By cryptoadmin 
Crypto-related cybercrime tied to North Korea reached an unprecedented scale in 2025.
Data published by Chainalysisshows that hacking groups linked to the Democratic People’s Republic of Korea were responsible for $2.02 billion in stolen digital assets over the year, the highest annual total ever recorded.
The figure represents a sharp escalation from 2024, with losses rising by $681 million year over year.
Long-Term Trend Shows Acceleration, Not Spikes
Looking across the 2016–2025 period, the data reveals a clear evolution. Early years show relatively limited activity, followed by rapid expansion during major crypto growth cycles. While there were temporary pullbacks, the broader trajectory points upward.
By 2025, annual losses surpassed the $2 billion threshold for the first time. This was not driven by a single anomaly, but by repeated large-scale breaches.
Dominance In Global Crypto Hacks
The most striking shift is not just the total value stolen, but North Korea’s growing share of global crypto service hacks. Chainalysis data indicates that DPRK-linked actors now account for a larger portion of total global compromises than at any point in the past decade.
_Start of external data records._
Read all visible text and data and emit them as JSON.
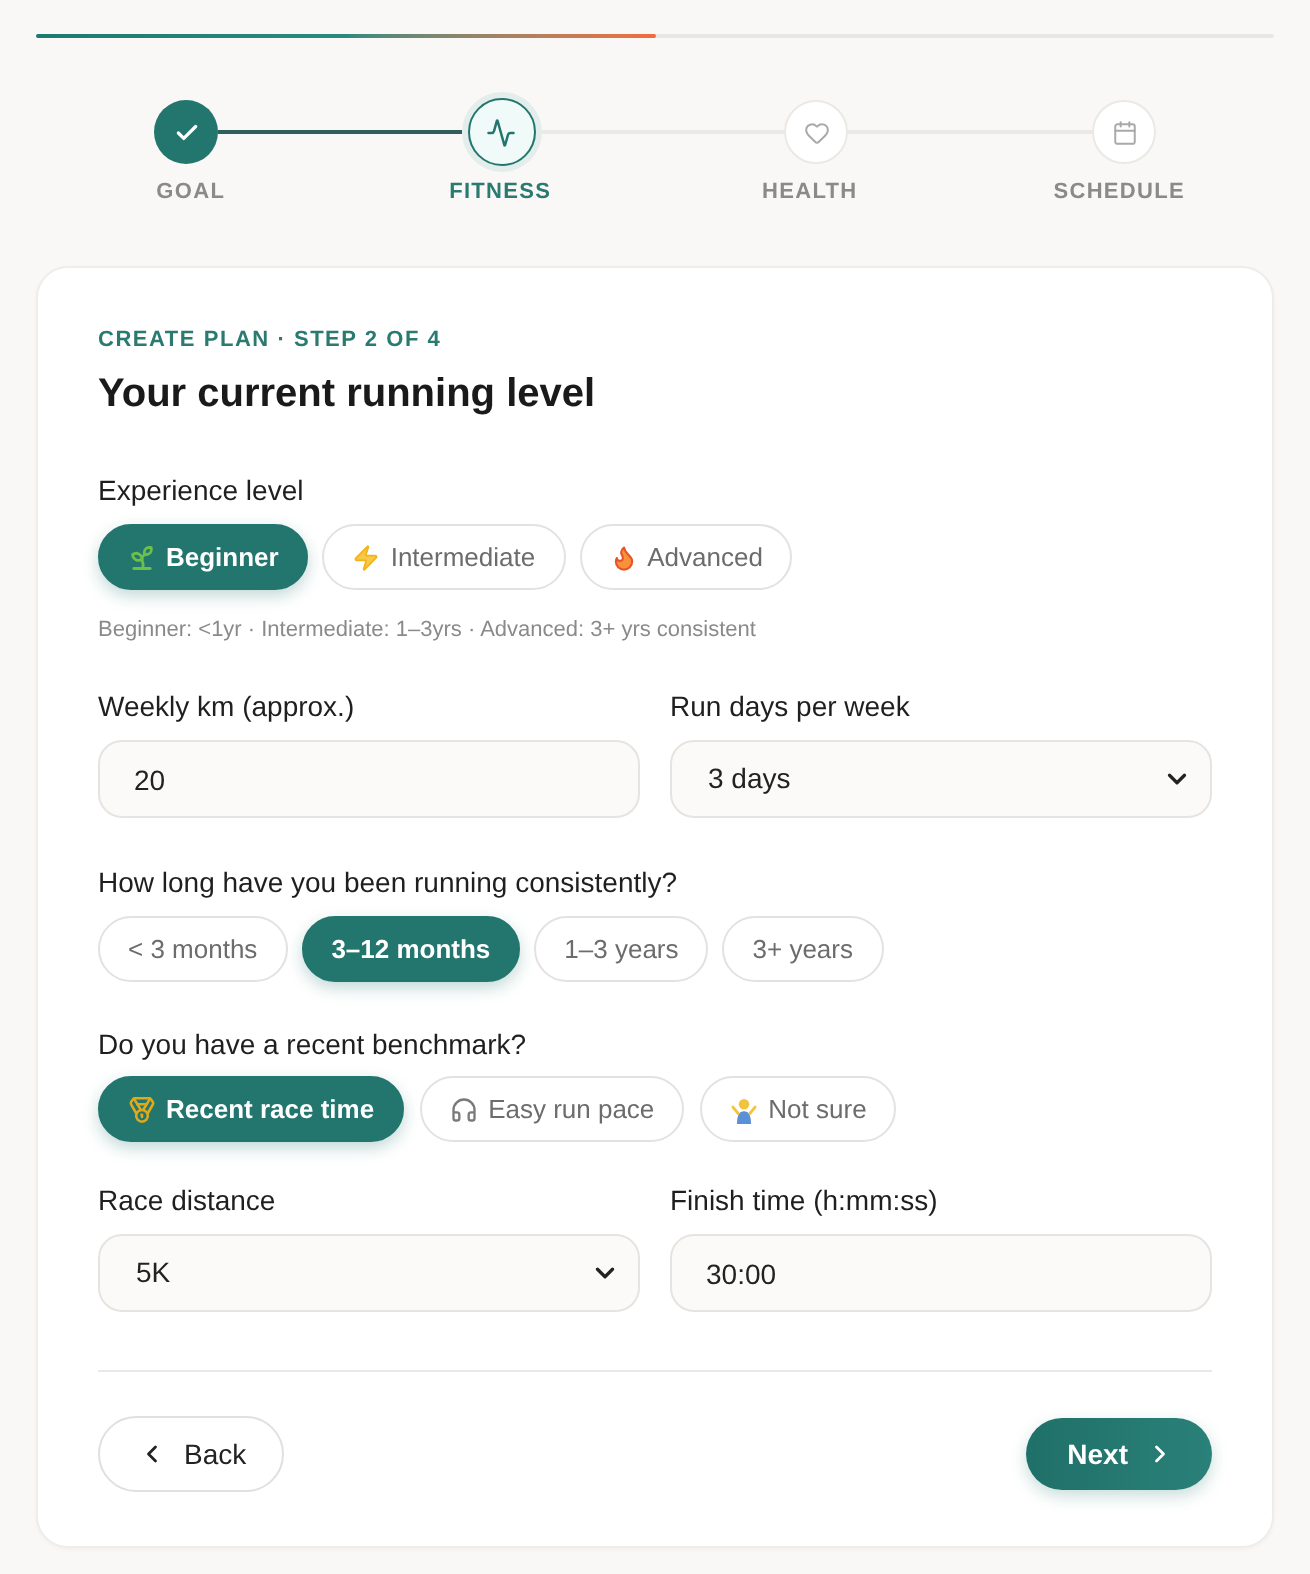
{
  "progress": {
    "level": 0.5
  },
  "steps": [
    {
      "label": "GOAL",
      "done": true,
      "selected": false
    },
    {
      "label": "FITNESS",
      "done": false,
      "selected": true
    },
    {
      "label": "HEALTH",
      "done": false,
      "selected": false
    },
    {
      "label": "SCHEDULE",
      "done": false,
      "selected": false
    }
  ],
  "card": {
    "eyebrow": "CREATE PLAN · STEP 2 OF 4",
    "title": "Your current running level"
  },
  "experience": {
    "label": "Experience level",
    "options": [
      {
        "label": "Beginner",
        "selected": true
      },
      {
        "label": "Intermediate",
        "selected": false
      },
      {
        "label": "Advanced",
        "selected": false
      }
    ],
    "hint": "Beginner: <1yr · Intermediate: 1–3yrs · Advanced: 3+ yrs consistent"
  },
  "weekly_km": {
    "label": "Weekly km (approx.)",
    "value": "20"
  },
  "run_days": {
    "label": "Run days per week",
    "value": "3 days"
  },
  "consistency": {
    "label": "How long have you been running consistently?",
    "options": [
      {
        "label": "< 3 months",
        "selected": false
      },
      {
        "label": "3–12 months",
        "selected": true
      },
      {
        "label": "1–3 years",
        "selected": false
      },
      {
        "label": "3+ years",
        "selected": false
      }
    ]
  },
  "benchmark": {
    "label": "Do you have a recent benchmark?",
    "options": [
      {
        "label": "Recent race time",
        "selected": true
      },
      {
        "label": "Easy run pace",
        "selected": false
      },
      {
        "label": "Not sure",
        "selected": false
      }
    ]
  },
  "race_distance": {
    "label": "Race distance",
    "value": "5K"
  },
  "finish_time": {
    "label": "Finish time (h:mm:ss)",
    "value": "30:00"
  },
  "buttons": {
    "back": "Back",
    "next": "Next"
  }
}
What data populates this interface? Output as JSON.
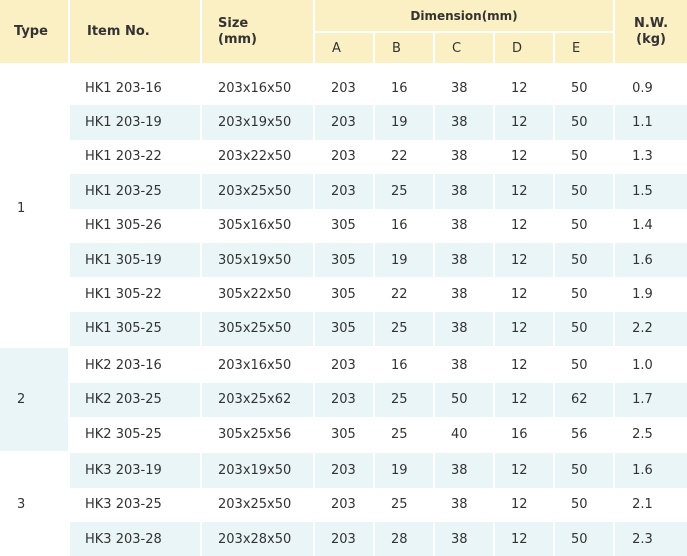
{
  "headers": {
    "type": "Type",
    "item": "Item No.",
    "size_line1": "Size",
    "size_line2": "(mm)",
    "dimension": "Dimension(mm)",
    "dims": [
      "A",
      "B",
      "C",
      "D",
      "E"
    ],
    "nw_line1": "N.W.",
    "nw_line2": "(kg)"
  },
  "groups": [
    {
      "type": "1",
      "rows": [
        {
          "item": "HK1 203-16",
          "size": "203x16x50",
          "a": "203",
          "b": "16",
          "c": "38",
          "d": "12",
          "e": "50",
          "nw": "0.9"
        },
        {
          "item": "HK1 203-19",
          "size": "203x19x50",
          "a": "203",
          "b": "19",
          "c": "38",
          "d": "12",
          "e": "50",
          "nw": "1.1"
        },
        {
          "item": "HK1 203-22",
          "size": "203x22x50",
          "a": "203",
          "b": "22",
          "c": "38",
          "d": "12",
          "e": "50",
          "nw": "1.3"
        },
        {
          "item": "HK1 203-25",
          "size": "203x25x50",
          "a": "203",
          "b": "25",
          "c": "38",
          "d": "12",
          "e": "50",
          "nw": "1.5"
        },
        {
          "item": "HK1 305-26",
          "size": "305x16x50",
          "a": "305",
          "b": "16",
          "c": "38",
          "d": "12",
          "e": "50",
          "nw": "1.4"
        },
        {
          "item": "HK1 305-19",
          "size": "305x19x50",
          "a": "305",
          "b": "19",
          "c": "38",
          "d": "12",
          "e": "50",
          "nw": "1.6"
        },
        {
          "item": "HK1 305-22",
          "size": "305x22x50",
          "a": "305",
          "b": "22",
          "c": "38",
          "d": "12",
          "e": "50",
          "nw": "1.9"
        },
        {
          "item": "HK1 305-25",
          "size": "305x25x50",
          "a": "305",
          "b": "25",
          "c": "38",
          "d": "12",
          "e": "50",
          "nw": "2.2"
        }
      ]
    },
    {
      "type": "2",
      "rows": [
        {
          "item": "HK2 203-16",
          "size": "203x16x50",
          "a": "203",
          "b": "16",
          "c": "38",
          "d": "12",
          "e": "50",
          "nw": "1.0"
        },
        {
          "item": "HK2 203-25",
          "size": "203x25x62",
          "a": "203",
          "b": "25",
          "c": "50",
          "d": "12",
          "e": "62",
          "nw": "1.7"
        },
        {
          "item": "HK2 305-25",
          "size": "305x25x56",
          "a": "305",
          "b": "25",
          "c": "40",
          "d": "16",
          "e": "56",
          "nw": "2.5"
        }
      ]
    },
    {
      "type": "3",
      "rows": [
        {
          "item": "HK3 203-19",
          "size": "203x19x50",
          "a": "203",
          "b": "19",
          "c": "38",
          "d": "12",
          "e": "50",
          "nw": "1.6"
        },
        {
          "item": "HK3 203-25",
          "size": "203x25x50",
          "a": "203",
          "b": "25",
          "c": "38",
          "d": "12",
          "e": "50",
          "nw": "2.1"
        },
        {
          "item": "HK3 203-28",
          "size": "203x28x50",
          "a": "203",
          "b": "28",
          "c": "38",
          "d": "12",
          "e": "50",
          "nw": "2.3"
        }
      ]
    }
  ],
  "colors": {
    "header_bg": "#fbefc4",
    "band_bg": "#eaf5f8",
    "text": "#333333"
  }
}
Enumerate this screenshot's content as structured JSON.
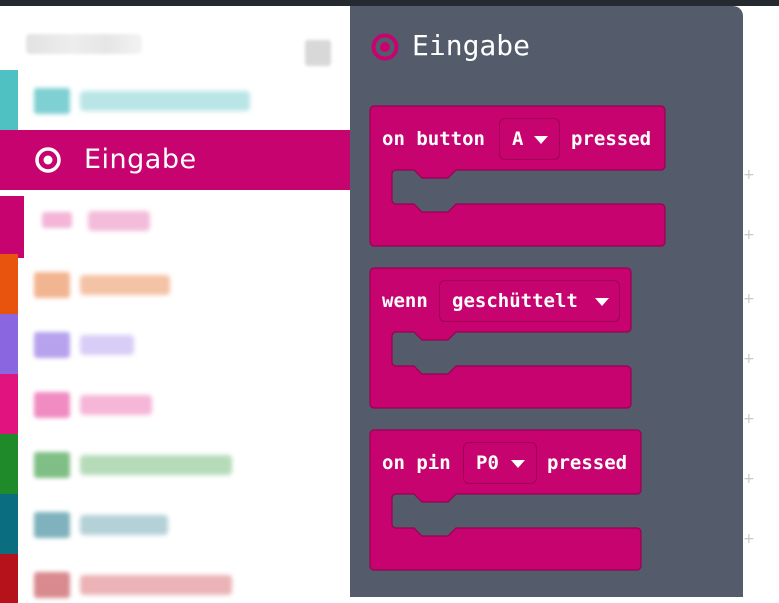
{
  "toolbox": {
    "search_placeholder": "",
    "categories": [
      {
        "id": "basic",
        "color": "#4fc1c3",
        "label_color": "#a7dfe0",
        "selected": false
      },
      {
        "id": "input",
        "color": "#c6036e",
        "label": "Eingabe",
        "selected": true
      },
      {
        "id": "music",
        "color": "#f2a6cf",
        "label_color": "#f3b2d6",
        "selected": false,
        "sub": true
      },
      {
        "id": "led",
        "color": "#e8530e",
        "label_color": "#f1b08f",
        "selected": false
      },
      {
        "id": "radio",
        "color": "#8a67e1",
        "label_color": "#c9bbf1",
        "selected": false
      },
      {
        "id": "loops",
        "color": "#e0137f",
        "label_color": "#f18fc4",
        "selected": false
      },
      {
        "id": "logic",
        "color": "#1f8a2a",
        "label_color": "#9ccda0",
        "selected": false
      },
      {
        "id": "variables",
        "color": "#0b6d80",
        "label_color": "#8fbcc6",
        "selected": false
      },
      {
        "id": "math",
        "color": "#b5121b",
        "label_color": "#e29a9e",
        "selected": false
      }
    ]
  },
  "flyout": {
    "title": "Eingabe",
    "icon": "target-icon",
    "blocks": [
      {
        "id": "on-button-pressed",
        "prefix": "on button",
        "dropdown": "A",
        "suffix": "pressed"
      },
      {
        "id": "on-gesture",
        "prefix": "wenn",
        "dropdown": "geschüttelt",
        "suffix": ""
      },
      {
        "id": "on-pin-pressed",
        "prefix": "on pin",
        "dropdown": "P0",
        "suffix": "pressed"
      }
    ]
  },
  "colors": {
    "input_category": "#c6036e",
    "flyout_background": "#545b6b",
    "top_bar": "#252a31"
  }
}
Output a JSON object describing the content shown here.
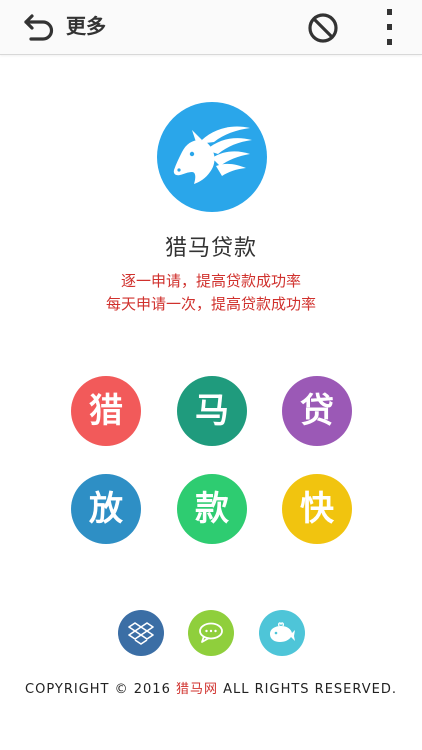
{
  "topbar": {
    "back_icon": "back-arrow-icon",
    "title": "更多",
    "block_icon": "block-icon",
    "more_icon": "more-vertical-icon"
  },
  "app": {
    "logo_icon": "horse-head-icon",
    "logo_color": "#2aa6ea",
    "name": "猎马贷款",
    "slogan_line1": "逐一申请，提高贷款成功率",
    "slogan_line2": "每天申请一次，提高贷款成功率",
    "slogan_color": "#d0312d"
  },
  "characters": [
    {
      "char": "猎",
      "color": "#f25a5a"
    },
    {
      "char": "马",
      "color": "#1f9b7d"
    },
    {
      "char": "贷",
      "color": "#9b59b6"
    },
    {
      "char": "放",
      "color": "#2e8fc5"
    },
    {
      "char": "款",
      "color": "#2ecc71"
    },
    {
      "char": "快",
      "color": "#f1c40f"
    }
  ],
  "social": [
    {
      "icon": "dropbox-icon",
      "color": "#3b6ea5"
    },
    {
      "icon": "chat-bubble-icon",
      "color": "#8fcf3c"
    },
    {
      "icon": "whale-icon",
      "color": "#4ec5d8"
    }
  ],
  "footer": {
    "prefix": "COPYRIGHT © 2016 ",
    "brand": "猎马网",
    "suffix": " ALL RIGHTS RESERVED."
  }
}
This reflects increasing concentration. Fewer actors are responsible for a greater share of total losses, suggesting rising sophistication and operational efficiency.
2025 Marks A Step-Change In Activity
The jump from 2024 to 2025 stands out. The additional $681 million in losses points to larger attack sizes and sustained campaigns rather than isolated incidents. Targets increasingly included high-value centralized services, bridges, and custodial platforms.
The pattern indicates scaling capability, not opportunistic theft.
What The Numbers Ultimately Show
The data underscores a critical reality for the crypto industry. As infrastructure grows in value and complexity, state-linked threat actors are scaling alongside it. Security risk is no longer purely technical or financial. It is geopolitical.
With 2025 now the worst year on record for DPRK-linked crypto theft, the figures serve as a benchmark for both regulators and platforms. The threat environment is intensifying, not stabilizing—and security assumptions built on past cycles may no longer be sufficient.